Officials say evacuation went smoothly

Emergency personnel, communication and text alerts worked together effectively Friday morning when several campus buildings were forced to evacuate because of a gas leak, university officials said.

The L.A. Pittenger Student Center, Burkhardt Building, Administration Building and Telephone and Postal Services Building were evacuated early Friday morning after the Muncie Fire Department received a call around 7:15 a.m. from the Administration Building about a strong gas smell.

North Quad evacuated unnecessarily, Kevin Kenyon, associate vice president of facilities planning and management, said.

Although students said the building was evacuated at about 8:50 a.m. Kenyon said it was likely a communication error.

Tony Proudfoot, associate vice president for marketing and communications, said North Quad was far from the gas leak, but the university decided the building should be evacuated for as safety precaution.

"The evacuating procedures went well," Proudfoot said. "For a gas leak there are no precise safety measurements, but we used as much precaution as possible to have everyone out of the buildings in a short period of time."

Text messages and e-mails were sent to alert students about the incident. Proudfoot said he was pleased about how the communication went.

"I think the text messages, the e-mails and the Web site all worked the way they were supposed to, although these were only secondary means of communication," he said. "We had emergency personnel on site, keeping [students and faculty] where they needed to be."

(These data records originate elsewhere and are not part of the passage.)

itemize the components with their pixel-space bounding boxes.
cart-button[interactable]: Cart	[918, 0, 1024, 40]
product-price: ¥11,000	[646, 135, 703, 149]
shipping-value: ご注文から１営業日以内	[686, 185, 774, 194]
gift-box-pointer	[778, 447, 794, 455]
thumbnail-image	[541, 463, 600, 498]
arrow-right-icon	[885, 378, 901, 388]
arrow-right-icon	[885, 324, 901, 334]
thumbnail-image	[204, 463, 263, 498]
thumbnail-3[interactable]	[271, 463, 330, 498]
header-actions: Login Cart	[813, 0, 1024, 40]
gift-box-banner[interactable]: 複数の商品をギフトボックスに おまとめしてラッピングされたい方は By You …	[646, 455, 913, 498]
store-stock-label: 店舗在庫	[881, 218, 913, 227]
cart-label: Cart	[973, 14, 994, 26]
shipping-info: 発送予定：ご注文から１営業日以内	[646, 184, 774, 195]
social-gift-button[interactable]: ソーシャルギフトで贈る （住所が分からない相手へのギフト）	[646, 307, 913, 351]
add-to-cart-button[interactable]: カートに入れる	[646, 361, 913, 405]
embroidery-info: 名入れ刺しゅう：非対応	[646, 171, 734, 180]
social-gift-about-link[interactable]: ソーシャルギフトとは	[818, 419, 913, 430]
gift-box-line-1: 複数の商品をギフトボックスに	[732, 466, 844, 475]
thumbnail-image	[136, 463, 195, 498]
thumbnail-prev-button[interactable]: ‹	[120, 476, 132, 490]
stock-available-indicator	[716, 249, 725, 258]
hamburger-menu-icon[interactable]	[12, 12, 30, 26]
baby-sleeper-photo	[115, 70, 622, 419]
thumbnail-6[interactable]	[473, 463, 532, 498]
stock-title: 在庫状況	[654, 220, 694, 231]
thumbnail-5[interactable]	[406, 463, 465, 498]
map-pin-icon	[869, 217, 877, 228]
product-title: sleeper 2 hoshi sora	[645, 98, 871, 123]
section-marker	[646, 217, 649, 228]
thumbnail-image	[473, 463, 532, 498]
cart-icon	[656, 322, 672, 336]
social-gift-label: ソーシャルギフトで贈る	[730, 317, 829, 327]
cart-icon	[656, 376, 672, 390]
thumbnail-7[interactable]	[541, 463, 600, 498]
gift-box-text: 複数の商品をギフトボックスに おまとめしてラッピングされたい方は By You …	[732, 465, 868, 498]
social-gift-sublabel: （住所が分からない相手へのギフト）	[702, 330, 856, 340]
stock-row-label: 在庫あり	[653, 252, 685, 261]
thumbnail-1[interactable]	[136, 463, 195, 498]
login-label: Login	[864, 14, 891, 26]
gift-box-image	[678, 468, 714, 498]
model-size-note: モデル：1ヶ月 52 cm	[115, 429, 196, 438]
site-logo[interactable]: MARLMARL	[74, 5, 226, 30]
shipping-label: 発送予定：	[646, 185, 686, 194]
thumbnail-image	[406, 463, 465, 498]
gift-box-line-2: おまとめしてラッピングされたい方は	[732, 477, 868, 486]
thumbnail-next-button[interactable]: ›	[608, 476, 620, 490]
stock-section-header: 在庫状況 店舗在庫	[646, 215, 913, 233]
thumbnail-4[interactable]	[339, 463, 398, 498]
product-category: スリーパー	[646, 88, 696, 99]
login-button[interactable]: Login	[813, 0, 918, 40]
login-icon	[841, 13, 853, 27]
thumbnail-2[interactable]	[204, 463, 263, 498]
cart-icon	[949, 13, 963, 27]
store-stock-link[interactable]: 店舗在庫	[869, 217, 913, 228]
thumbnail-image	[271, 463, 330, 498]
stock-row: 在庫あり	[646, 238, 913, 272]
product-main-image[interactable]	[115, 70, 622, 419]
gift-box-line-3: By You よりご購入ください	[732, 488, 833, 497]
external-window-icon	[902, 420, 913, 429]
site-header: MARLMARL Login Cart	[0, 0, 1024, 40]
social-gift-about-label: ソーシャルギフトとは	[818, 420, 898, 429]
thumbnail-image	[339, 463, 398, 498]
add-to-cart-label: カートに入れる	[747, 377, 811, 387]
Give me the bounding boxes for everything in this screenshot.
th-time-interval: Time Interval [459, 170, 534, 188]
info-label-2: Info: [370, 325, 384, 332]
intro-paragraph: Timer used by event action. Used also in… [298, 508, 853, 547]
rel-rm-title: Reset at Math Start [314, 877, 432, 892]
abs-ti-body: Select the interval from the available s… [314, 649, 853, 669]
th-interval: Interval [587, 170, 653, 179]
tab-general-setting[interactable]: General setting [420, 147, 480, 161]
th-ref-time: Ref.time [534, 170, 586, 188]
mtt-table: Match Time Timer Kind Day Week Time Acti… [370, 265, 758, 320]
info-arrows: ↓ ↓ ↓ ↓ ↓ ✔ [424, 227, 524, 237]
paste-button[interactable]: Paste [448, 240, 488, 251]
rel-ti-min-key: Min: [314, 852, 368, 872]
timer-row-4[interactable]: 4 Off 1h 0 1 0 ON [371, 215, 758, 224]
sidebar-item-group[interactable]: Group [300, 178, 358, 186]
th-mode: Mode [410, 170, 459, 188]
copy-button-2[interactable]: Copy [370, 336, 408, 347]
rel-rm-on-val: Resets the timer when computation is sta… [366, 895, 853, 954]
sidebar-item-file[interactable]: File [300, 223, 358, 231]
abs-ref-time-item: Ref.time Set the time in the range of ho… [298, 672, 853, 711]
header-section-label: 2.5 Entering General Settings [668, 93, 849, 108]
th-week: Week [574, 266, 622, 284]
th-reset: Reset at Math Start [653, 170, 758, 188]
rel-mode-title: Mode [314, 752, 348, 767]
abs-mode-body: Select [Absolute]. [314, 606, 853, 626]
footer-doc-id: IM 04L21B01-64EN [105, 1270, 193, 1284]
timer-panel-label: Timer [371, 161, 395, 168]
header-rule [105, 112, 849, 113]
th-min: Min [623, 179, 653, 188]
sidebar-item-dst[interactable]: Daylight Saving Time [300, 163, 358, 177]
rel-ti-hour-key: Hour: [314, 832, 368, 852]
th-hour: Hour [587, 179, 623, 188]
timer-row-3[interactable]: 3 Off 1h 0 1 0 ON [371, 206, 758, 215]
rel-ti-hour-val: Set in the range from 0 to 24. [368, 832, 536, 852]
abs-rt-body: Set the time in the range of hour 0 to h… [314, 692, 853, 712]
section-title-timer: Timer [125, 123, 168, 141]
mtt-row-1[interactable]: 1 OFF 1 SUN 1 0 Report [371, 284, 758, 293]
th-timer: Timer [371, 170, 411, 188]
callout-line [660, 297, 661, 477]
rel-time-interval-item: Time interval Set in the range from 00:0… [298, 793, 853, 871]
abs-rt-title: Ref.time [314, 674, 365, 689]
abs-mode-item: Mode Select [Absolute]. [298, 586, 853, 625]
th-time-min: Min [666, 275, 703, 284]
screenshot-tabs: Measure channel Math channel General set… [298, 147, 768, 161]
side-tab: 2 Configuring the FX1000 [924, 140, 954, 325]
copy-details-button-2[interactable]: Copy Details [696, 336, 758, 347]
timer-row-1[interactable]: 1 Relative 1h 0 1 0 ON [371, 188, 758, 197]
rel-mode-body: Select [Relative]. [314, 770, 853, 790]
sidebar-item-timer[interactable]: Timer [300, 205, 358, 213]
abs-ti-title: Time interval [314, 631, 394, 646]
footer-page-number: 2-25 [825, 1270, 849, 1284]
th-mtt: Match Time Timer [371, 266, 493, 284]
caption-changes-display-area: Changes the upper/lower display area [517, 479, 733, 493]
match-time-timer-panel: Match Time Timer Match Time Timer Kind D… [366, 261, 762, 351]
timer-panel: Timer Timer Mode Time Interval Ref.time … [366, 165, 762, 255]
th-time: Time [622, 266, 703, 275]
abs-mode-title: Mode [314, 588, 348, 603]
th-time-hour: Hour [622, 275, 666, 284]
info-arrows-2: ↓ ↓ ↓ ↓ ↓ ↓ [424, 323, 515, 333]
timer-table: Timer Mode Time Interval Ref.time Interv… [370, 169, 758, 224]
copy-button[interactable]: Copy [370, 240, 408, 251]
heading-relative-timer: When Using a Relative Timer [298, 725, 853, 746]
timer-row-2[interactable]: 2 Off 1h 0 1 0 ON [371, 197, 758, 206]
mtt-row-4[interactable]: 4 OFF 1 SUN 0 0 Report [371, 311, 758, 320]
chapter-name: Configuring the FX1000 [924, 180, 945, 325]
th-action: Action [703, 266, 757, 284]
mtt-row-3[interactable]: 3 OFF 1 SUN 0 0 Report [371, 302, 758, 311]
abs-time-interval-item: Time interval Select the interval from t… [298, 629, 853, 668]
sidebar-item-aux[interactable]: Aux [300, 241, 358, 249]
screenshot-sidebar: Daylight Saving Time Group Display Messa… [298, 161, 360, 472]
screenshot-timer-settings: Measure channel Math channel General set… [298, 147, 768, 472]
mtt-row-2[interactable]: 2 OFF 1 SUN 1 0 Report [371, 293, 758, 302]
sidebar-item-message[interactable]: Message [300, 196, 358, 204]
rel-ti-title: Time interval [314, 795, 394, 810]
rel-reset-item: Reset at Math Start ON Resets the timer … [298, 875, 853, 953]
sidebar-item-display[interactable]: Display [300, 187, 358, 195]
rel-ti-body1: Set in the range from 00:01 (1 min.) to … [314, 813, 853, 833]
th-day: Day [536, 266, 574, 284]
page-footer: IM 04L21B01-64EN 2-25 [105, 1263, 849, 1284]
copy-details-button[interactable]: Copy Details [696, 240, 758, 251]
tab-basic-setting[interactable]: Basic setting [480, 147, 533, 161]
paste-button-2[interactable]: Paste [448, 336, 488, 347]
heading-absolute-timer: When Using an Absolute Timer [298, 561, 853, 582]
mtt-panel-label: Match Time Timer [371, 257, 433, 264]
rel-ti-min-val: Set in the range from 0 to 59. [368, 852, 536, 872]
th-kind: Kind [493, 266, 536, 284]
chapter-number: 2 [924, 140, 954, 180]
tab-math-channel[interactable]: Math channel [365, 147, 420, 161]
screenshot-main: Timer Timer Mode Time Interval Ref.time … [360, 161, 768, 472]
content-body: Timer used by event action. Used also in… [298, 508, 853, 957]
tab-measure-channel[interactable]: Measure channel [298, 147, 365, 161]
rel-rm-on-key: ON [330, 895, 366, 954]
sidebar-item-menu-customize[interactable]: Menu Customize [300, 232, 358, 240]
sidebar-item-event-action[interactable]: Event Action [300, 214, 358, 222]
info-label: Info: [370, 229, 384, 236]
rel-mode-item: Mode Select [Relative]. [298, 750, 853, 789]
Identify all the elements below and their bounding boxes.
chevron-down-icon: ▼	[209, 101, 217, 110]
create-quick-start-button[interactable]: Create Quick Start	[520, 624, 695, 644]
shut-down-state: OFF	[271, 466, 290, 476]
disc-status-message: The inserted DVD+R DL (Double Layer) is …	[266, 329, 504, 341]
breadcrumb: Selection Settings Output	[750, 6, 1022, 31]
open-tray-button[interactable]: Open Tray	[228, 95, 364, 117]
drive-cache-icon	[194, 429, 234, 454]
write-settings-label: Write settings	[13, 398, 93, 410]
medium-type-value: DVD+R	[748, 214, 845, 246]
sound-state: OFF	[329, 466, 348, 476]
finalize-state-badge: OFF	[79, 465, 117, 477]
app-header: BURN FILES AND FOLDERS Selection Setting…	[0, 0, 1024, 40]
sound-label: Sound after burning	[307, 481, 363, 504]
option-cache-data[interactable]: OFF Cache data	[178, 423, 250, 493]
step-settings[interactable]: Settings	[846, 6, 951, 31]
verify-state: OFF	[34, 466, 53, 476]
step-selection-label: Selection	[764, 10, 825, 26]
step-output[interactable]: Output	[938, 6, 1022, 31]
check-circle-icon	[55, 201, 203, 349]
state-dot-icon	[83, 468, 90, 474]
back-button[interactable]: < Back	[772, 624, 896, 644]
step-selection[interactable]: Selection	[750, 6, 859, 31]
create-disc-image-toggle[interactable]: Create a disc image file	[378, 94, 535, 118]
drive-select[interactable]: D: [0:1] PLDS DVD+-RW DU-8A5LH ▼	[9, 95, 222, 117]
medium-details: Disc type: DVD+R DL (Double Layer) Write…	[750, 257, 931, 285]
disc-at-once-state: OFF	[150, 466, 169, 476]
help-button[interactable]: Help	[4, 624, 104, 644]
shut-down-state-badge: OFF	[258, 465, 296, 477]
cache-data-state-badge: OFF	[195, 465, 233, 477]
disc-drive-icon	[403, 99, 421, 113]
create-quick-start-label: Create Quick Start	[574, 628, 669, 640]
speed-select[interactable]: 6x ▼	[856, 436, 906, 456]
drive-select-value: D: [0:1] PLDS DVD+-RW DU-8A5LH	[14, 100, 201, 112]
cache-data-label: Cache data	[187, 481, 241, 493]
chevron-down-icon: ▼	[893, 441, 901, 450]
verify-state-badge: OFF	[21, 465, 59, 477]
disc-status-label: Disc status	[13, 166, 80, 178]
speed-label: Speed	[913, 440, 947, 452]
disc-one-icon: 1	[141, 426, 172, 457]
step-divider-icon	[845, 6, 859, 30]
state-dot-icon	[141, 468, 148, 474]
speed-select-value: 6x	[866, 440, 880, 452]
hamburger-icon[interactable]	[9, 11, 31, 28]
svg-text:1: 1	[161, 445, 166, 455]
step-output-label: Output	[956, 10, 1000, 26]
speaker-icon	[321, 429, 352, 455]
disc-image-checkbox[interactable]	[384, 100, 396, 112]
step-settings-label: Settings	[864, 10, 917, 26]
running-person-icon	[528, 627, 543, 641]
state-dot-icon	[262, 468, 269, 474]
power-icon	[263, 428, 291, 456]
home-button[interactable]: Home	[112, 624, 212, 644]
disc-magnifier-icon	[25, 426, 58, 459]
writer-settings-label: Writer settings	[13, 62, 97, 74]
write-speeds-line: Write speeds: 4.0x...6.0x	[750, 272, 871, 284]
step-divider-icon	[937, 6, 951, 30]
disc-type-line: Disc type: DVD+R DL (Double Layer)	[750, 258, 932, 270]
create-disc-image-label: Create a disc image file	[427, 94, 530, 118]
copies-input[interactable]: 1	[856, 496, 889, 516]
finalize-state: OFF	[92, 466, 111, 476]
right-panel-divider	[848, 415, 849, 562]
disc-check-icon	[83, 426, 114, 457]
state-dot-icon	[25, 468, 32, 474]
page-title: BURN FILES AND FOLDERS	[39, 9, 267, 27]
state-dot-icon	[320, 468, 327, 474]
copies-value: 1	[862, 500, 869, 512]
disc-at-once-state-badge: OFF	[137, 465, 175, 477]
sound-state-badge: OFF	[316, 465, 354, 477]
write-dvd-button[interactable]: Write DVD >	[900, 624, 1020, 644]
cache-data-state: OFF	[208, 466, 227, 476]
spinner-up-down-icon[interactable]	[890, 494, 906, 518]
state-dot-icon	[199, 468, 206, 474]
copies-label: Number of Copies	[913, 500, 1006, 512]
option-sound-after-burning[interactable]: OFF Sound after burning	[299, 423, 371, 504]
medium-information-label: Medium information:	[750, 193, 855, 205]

Lt. Steve Erving of the Muncie Fire Department said a gas leak filled the access tunnels under the street.

"We got some readings in the Administration Building and Burkhardt," he said. "Then we checked across the street and got a very high reading at the student center."

Jim Lowe, director of engineering and operations, said Vectren Energy Delivery workers used "sniffers" - devices that detect gas in the air - to find the leak midway between the north side of the Student Center and University Avenue.

Vectren hadn't determined the cause of the leak as of 11:15 a.m., he said. He didn't know when the gas line was installed, he said, but it wasn't recently because it's a metal line. Vectren uses plastic for its natural gas lines to cut down on corrosion and the number of joints, he said.

"If [the cause] wasn't corrosion, one would have to assume the earth shifted or settled at that location," Lowe said.

Wind blew the gas into the access tunnels through the ventilation system on the side of the Student Center, Lowe said. The tunnels connect the evacuated buildings.